Yum! Brands Global Position

“Antimicrobial resistance is a complex problem that affects all of society and is driven by many interconnected factors. Single, isolated interventions have limited impact. Coordinated action is required to minimize the emergence and spread of antimicrobial resistance.”
World Health Organization

As the global franchisor of three iconic, global restaurant brands in 135+ countries and territories, we care deeply about our customers and live by the core food safety value of Serving up Trust in Every Bite. We share concerns about the rising threat of antimicrobial resistance (AMR) which is one of the most complex issues facing the global food supply chain today.

Yum! Brands supports the One Health, long-term effort to combat AMR that is being coordinated by the United Nations World Health Organization (WHO), the Food and Agriculture Organization (FAO) and the World Organisation for Animal Health (OIE) and other key international and local agencies. We believe AMR jeopardizes several UN Sustainable Development Goals (SDGs) and support the landmark commitment regarding AMR made by heads of state at the 71st session of the UN General Assembly in September 2016. We also share the FAO’s global position that the responsible and judicious use of antimicrobials in agriculture supports sustainable food security and saves lives.

Accordingly, Yum! Brands is committed to sustaining a program of Good Antimicrobial Stewardship throughout our global supply chain which includes:

  • Responsible, judicious use of antimicrobials to benefit human, animal and environmental health
  • Reducing, and eliminating where possible, the use of antimicrobials important to human medicine (as defined by the World Health Organization)

Grounded in our Sustainable Animal Protein Principles, our Good Antimicrobial Stewardship program is tailored to unique factors and circumstances that influence AMR in each country and region, compliant with local governments and regulations and consistent with the One Health multi-sectoral approach and leading global and local initiatives for combating AMR.
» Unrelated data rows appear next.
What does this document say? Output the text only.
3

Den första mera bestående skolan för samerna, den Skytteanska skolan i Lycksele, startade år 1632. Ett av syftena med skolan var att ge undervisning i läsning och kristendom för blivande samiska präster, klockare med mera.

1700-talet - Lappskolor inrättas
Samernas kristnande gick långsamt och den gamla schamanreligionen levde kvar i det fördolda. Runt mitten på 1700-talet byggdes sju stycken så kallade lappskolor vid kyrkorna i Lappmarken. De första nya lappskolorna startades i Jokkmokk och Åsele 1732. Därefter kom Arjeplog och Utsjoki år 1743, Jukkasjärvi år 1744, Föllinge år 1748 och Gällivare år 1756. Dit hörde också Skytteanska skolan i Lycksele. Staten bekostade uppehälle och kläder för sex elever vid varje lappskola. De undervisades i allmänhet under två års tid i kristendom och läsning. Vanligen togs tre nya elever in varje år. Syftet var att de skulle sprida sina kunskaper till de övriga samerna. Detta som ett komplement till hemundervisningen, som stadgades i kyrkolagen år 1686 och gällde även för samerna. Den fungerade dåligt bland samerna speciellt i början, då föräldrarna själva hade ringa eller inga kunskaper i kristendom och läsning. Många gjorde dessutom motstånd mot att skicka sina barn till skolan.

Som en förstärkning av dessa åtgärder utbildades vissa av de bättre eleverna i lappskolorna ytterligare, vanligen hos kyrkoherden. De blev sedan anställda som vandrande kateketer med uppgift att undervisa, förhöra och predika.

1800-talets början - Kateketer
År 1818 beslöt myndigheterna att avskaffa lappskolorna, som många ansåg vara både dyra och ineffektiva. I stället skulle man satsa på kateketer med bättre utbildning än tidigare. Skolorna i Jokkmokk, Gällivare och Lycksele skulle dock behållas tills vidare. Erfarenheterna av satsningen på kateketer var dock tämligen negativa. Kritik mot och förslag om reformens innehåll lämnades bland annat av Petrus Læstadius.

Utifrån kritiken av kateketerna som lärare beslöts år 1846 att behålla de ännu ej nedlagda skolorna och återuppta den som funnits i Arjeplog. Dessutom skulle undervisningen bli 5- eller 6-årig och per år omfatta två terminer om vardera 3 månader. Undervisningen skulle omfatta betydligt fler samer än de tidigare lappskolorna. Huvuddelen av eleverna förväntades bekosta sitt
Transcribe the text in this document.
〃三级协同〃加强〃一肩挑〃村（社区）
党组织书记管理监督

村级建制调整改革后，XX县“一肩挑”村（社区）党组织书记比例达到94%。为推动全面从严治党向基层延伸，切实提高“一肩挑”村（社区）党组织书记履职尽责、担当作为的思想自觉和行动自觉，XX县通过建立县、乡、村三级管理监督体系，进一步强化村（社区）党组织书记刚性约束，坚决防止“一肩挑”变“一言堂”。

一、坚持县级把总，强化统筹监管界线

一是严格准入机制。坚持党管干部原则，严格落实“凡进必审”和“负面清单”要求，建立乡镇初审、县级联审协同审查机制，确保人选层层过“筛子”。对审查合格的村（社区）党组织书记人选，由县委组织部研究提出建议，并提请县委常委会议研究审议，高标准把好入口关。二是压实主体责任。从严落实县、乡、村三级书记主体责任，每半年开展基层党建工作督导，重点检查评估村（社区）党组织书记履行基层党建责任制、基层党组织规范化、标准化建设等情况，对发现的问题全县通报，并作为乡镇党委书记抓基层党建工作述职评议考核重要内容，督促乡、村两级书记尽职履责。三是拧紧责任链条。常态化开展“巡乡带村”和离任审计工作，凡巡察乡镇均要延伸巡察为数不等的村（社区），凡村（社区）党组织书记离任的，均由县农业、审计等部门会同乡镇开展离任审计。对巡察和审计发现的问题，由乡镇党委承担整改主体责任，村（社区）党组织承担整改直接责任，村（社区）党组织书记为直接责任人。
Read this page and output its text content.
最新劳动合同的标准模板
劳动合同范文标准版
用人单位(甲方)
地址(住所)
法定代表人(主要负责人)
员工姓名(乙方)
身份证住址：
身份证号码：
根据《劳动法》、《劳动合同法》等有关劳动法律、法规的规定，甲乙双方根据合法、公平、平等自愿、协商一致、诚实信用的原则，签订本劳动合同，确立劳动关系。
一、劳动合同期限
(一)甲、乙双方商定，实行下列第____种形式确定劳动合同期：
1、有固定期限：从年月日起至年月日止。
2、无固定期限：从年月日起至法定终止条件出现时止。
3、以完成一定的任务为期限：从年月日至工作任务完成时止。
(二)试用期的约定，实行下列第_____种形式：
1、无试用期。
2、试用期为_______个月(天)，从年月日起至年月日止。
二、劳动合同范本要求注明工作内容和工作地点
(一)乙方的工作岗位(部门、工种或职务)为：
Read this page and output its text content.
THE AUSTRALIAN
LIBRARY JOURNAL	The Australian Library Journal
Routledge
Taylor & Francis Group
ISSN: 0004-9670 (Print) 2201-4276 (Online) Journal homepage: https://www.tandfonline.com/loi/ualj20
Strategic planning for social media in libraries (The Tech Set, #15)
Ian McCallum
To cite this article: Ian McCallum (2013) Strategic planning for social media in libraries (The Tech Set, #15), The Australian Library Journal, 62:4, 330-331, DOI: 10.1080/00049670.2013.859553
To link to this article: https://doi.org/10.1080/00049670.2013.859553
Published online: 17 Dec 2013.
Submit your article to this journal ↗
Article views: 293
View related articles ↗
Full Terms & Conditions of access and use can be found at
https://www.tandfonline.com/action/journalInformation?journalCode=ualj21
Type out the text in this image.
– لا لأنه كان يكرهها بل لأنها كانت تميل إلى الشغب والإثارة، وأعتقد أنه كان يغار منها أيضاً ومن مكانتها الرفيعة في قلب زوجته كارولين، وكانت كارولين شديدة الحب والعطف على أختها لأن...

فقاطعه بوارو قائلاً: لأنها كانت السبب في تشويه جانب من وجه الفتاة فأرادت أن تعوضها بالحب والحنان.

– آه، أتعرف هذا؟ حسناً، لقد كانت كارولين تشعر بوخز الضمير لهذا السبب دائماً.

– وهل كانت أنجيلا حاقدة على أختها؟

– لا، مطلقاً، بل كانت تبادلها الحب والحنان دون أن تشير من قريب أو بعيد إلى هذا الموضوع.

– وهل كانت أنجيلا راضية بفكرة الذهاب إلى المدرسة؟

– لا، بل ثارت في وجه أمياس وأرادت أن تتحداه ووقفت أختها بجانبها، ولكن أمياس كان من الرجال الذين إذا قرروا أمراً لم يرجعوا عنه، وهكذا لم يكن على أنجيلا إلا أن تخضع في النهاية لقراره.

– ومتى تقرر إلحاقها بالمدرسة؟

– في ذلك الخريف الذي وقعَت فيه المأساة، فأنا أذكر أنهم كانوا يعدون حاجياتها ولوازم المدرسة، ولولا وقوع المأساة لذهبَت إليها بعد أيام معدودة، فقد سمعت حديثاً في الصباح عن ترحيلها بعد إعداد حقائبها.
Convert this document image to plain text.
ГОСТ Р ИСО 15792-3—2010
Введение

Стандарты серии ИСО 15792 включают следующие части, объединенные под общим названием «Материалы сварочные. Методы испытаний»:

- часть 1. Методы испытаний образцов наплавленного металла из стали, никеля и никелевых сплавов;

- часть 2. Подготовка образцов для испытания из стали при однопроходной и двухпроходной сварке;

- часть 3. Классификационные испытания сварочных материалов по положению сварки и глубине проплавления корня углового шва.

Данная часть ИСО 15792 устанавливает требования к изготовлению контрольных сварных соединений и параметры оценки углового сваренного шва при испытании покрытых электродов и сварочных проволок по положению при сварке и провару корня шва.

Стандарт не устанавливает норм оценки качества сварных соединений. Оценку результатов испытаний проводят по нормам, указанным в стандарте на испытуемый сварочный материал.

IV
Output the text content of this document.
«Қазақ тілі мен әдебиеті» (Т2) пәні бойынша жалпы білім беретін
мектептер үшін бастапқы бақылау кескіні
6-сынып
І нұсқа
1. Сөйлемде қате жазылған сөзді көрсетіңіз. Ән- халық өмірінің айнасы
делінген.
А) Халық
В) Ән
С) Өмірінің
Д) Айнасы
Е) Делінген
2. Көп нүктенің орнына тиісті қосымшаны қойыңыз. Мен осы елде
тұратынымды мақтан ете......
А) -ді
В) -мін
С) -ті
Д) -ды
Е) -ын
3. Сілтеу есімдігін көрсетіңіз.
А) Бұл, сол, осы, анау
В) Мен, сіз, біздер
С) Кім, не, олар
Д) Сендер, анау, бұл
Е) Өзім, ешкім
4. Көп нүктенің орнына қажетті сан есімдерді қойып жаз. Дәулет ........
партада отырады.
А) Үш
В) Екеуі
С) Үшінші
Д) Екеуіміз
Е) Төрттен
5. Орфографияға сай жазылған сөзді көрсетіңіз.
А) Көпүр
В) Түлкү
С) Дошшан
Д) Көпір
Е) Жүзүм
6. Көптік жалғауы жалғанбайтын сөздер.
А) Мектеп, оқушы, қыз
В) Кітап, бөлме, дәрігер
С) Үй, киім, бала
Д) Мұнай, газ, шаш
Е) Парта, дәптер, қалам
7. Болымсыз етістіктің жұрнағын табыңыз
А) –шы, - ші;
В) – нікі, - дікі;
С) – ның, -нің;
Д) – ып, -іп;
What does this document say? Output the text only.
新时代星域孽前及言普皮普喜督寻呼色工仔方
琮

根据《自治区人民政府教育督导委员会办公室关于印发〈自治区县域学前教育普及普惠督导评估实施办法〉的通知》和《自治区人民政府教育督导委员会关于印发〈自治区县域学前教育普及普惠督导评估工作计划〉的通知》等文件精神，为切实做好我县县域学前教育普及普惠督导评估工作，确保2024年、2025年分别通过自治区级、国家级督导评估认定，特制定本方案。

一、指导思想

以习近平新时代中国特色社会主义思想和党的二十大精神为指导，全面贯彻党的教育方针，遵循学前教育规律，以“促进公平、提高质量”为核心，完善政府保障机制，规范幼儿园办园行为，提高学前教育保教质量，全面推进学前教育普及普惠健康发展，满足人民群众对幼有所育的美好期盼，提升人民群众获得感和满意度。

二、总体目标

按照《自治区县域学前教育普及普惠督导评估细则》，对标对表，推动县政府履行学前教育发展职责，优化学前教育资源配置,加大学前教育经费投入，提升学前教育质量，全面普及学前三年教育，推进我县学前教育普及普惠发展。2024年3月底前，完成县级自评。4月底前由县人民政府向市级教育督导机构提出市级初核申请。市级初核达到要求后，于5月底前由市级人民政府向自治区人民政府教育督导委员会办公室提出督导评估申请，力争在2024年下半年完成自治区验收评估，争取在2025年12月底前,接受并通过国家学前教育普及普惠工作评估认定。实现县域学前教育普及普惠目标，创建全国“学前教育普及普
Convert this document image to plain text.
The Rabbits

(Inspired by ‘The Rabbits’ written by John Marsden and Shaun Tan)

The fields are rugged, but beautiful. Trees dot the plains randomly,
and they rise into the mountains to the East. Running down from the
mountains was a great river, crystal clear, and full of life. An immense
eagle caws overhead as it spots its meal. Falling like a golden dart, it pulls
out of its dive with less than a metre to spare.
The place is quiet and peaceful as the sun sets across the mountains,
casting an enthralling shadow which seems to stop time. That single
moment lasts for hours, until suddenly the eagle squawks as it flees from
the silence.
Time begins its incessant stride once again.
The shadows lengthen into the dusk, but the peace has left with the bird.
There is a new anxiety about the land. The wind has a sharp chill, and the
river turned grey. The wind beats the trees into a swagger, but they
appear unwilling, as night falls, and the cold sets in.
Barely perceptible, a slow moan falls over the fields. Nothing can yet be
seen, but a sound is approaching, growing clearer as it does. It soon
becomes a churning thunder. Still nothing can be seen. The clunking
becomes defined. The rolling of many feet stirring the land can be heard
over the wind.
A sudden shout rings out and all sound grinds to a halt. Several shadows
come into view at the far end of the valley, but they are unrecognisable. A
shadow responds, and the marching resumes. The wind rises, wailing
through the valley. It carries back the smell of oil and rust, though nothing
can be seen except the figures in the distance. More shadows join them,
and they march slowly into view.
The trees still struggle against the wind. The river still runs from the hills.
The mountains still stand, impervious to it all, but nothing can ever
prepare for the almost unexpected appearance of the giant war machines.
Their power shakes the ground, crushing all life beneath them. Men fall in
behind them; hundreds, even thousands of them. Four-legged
Addressing AMR and reducing or eliminating antimicrobials important to human medicine from the supply chain in any region is bigger than any one organization and requires cross-sector collaboration with agricultural producers, suppliers, governments, non-governmental organizations (NGOs), veterinarians, animal health experts, academics, public health advocates and peers. As a global company, we are committed to regular and transparent communication of our Good Antimicrobial Stewardship journey, and intend to continue working collaboratively with stakeholders to develop solutions and accelerate progress on combating AMR in the food supply chain.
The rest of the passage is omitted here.